How the Trump-Harris debate dominated Americans’ political conversation and elevated false claims about migrants
The first presidential debate between Vice President Kamala Harris and former President Donald Trump dominated Americans’ political attention in the week that followed. It also served to elevate a set of false social media claims about migrants to sudden national prevalence.
That’s the latest from The Breakthrough, a CNN polling project that tracks what average Americans are actually hearing, reading and seeing about the presidential candidates throughout the campaign.
In the most recent survey – conducted Sept. 13-16 by SSRS and Verasight on behalf of a research team from CNN, Georgetown University and the University of Michigan – more than half of what respondents remembered hearing about Harris, and 42% of what they remembered hearing about Trump, revolved around the ABC News presidential debate held September 10.
That’s a shift from data collected the previous week, when no topic dominated more than a third of the conversation about either candidate. And it’s notable in a race in which neither candidate has yet been defined in Americans’ minds by any single, overarching issue or story, as previous Breakthrough surveys have suggested. The poll was conducted largely before news broke of an apparent second assassination attempt on Trump’s life.
Following the debate, the survey tracked a rise in positive sentiment around discussions of Harris, while the conversation around Trump trended more negatively – roughly, the mirror image of the shift in sentiments following the debate between Trump and President Joe Biden. And although Harris has generally scored more positively than Trump on this score throughout her time in the race, the difference between them grew markedly this week. The most recent shifts in sentiment, the poll found, were driven largely by responses to the debate.
“From what I’ve been reading and seeing, most outlets are saying Kamala Harris did well in the debate, and she’s been pushing for a second one, but Trump is refusing,” one respondent to the survey wrote. Another praised her performance, “She wiped the floor at the debate.

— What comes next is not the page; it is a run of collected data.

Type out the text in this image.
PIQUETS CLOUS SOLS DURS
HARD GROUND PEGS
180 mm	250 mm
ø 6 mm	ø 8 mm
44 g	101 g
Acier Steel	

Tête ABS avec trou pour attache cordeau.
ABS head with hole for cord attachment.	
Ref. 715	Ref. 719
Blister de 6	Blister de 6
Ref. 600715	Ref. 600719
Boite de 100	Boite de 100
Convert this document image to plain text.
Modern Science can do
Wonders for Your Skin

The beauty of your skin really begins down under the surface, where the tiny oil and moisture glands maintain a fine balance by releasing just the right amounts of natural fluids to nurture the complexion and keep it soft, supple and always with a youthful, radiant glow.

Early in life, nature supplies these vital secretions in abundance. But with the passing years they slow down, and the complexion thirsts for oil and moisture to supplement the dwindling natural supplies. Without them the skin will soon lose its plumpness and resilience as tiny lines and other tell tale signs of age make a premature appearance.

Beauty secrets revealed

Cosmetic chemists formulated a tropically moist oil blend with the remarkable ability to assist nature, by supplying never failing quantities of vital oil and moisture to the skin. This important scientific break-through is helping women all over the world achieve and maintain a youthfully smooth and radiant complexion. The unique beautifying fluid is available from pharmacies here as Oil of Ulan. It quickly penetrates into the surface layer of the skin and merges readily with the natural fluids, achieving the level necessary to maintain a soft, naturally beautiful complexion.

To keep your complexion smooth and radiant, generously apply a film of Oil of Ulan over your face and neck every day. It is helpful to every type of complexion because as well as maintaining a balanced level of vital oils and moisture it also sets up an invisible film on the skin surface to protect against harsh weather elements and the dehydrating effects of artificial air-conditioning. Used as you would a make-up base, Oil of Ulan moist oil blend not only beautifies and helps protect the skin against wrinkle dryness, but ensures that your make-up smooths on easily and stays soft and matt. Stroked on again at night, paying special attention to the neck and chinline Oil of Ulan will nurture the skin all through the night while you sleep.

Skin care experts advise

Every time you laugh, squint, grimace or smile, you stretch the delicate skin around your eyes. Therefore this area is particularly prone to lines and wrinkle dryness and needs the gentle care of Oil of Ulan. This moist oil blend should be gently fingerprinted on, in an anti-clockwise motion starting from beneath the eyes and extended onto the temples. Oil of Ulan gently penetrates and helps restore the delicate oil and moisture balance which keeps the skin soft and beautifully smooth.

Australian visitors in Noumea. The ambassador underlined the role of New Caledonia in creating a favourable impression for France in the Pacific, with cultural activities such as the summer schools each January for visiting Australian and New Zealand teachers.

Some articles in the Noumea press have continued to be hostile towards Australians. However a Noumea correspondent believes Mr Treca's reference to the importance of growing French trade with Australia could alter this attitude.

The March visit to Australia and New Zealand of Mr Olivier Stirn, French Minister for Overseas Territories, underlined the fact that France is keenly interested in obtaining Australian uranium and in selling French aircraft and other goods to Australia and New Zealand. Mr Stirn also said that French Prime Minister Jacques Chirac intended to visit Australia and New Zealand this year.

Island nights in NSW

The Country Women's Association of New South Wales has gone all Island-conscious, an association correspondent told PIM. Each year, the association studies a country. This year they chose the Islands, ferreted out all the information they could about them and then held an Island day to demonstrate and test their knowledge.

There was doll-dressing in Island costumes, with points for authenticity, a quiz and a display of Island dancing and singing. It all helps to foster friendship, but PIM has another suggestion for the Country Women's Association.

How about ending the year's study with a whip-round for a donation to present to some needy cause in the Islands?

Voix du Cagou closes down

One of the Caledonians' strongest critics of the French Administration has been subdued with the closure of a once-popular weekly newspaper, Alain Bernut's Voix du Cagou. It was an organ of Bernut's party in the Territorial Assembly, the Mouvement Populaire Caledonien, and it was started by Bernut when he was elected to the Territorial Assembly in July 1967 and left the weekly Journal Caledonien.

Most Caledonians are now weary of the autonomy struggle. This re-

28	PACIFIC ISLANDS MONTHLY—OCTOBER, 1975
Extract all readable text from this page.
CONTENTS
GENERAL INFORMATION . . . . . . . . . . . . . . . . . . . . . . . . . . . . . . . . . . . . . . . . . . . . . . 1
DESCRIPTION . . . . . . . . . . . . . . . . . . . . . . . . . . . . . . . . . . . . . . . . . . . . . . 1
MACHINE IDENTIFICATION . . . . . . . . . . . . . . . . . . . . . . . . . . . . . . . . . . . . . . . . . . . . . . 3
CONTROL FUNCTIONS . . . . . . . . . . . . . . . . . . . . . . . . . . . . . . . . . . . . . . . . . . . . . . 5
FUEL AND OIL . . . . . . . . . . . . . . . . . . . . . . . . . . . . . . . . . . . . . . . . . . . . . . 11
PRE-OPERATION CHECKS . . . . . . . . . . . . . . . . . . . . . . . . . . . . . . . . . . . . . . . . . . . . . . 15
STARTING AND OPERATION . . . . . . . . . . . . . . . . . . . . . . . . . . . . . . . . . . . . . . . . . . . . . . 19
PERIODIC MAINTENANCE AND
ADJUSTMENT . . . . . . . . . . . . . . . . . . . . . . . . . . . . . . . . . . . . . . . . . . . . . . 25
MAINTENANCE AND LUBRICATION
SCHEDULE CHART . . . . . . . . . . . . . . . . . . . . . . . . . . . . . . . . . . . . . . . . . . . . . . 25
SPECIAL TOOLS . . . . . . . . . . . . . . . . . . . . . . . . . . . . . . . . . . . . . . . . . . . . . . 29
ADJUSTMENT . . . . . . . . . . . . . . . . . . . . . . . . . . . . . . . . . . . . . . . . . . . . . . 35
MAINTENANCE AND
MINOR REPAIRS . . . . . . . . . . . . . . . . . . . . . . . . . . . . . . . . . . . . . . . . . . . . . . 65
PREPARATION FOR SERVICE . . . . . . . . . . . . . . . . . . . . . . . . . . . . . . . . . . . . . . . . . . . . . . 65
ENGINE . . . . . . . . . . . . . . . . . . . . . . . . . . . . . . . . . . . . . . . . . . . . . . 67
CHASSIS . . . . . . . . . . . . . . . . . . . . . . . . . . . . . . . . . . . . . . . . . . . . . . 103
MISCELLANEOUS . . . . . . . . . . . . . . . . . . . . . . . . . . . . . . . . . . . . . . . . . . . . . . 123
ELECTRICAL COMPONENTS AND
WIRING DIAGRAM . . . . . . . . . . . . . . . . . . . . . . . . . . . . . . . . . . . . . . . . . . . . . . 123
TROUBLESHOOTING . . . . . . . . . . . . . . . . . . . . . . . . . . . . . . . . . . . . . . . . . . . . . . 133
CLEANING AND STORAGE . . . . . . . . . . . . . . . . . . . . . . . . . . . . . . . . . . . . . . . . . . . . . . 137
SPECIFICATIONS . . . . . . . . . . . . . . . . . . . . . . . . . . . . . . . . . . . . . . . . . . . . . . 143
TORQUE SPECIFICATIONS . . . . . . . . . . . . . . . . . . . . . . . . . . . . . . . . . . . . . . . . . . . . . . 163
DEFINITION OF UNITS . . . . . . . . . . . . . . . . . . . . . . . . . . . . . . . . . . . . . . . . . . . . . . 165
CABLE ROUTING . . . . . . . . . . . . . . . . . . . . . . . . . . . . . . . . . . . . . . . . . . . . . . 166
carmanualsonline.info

Trump didn’t know what hit him.”
That measurement of sentiment doesn’t mean that Trump’s debate performance was itself received poorly in this survey, although other polling designed to measure perceptions of his performance suggests that’s the case among those who tuned in. Rather, it implies that what Americans say about his performance tended to be framed in negative terms.
In the Breakthrough data, even those who expressed support for Trump were often less focused on praising his performance than criticizing what they saw as unfair moderation. “He did a good job considering ABC is a bias[ed] news organization,” a respondent offered.
Also contributing to the negative sentiment surrounding Trump was the tone of responses focusing on immigration. In the most recent data, that largely referred to a debunked viral claim about the town of Springfield, Ohio – first spread by Trump’s running mate, JD Vance, and then referenced by the former president on the debate stage – that has since led to a wave of racist harassment against the town’s population of Haitian immigrants. In the latest data about what respondents were hearing about Trump, words relating to those claims dwarfed everything but the word “debate” itself.
“During the debate with Kamala Harris he was saying that people are stealing pets and eating them,” one respondent wrote. “I’ll never forget that.”
While some respondents who mentioned the story identified it as false – one described it as “inflammatory and racist misinformation” – others appeared to take the baseless claim at face value. “I’ve seen clips of the debate against Kamala, him basically speaking of the immigrant problems mostly,” another wrote. “Apparently they are eating animals.”
What respondents recalled reading, seeing and hearing about Harris in the past week, meanwhile, largely focused on the debate itself, with words like “watched,” “presidential” and “policies” joining “debate” in the top 10. In its aftermath, the share who mentioned the word “lie” in describing what they heard about Harris rose to its highest point so far in this election cycle and was mentioned by the same number of respondents who used the term in reference to Trump.
A third debate-related angle emerged for Harris as well: the endorsement she received post-debate from Taylor Swift. The superstar singer’s name was the fourth most mentioned term in the post-debate data, and “endorse” ranked tenth.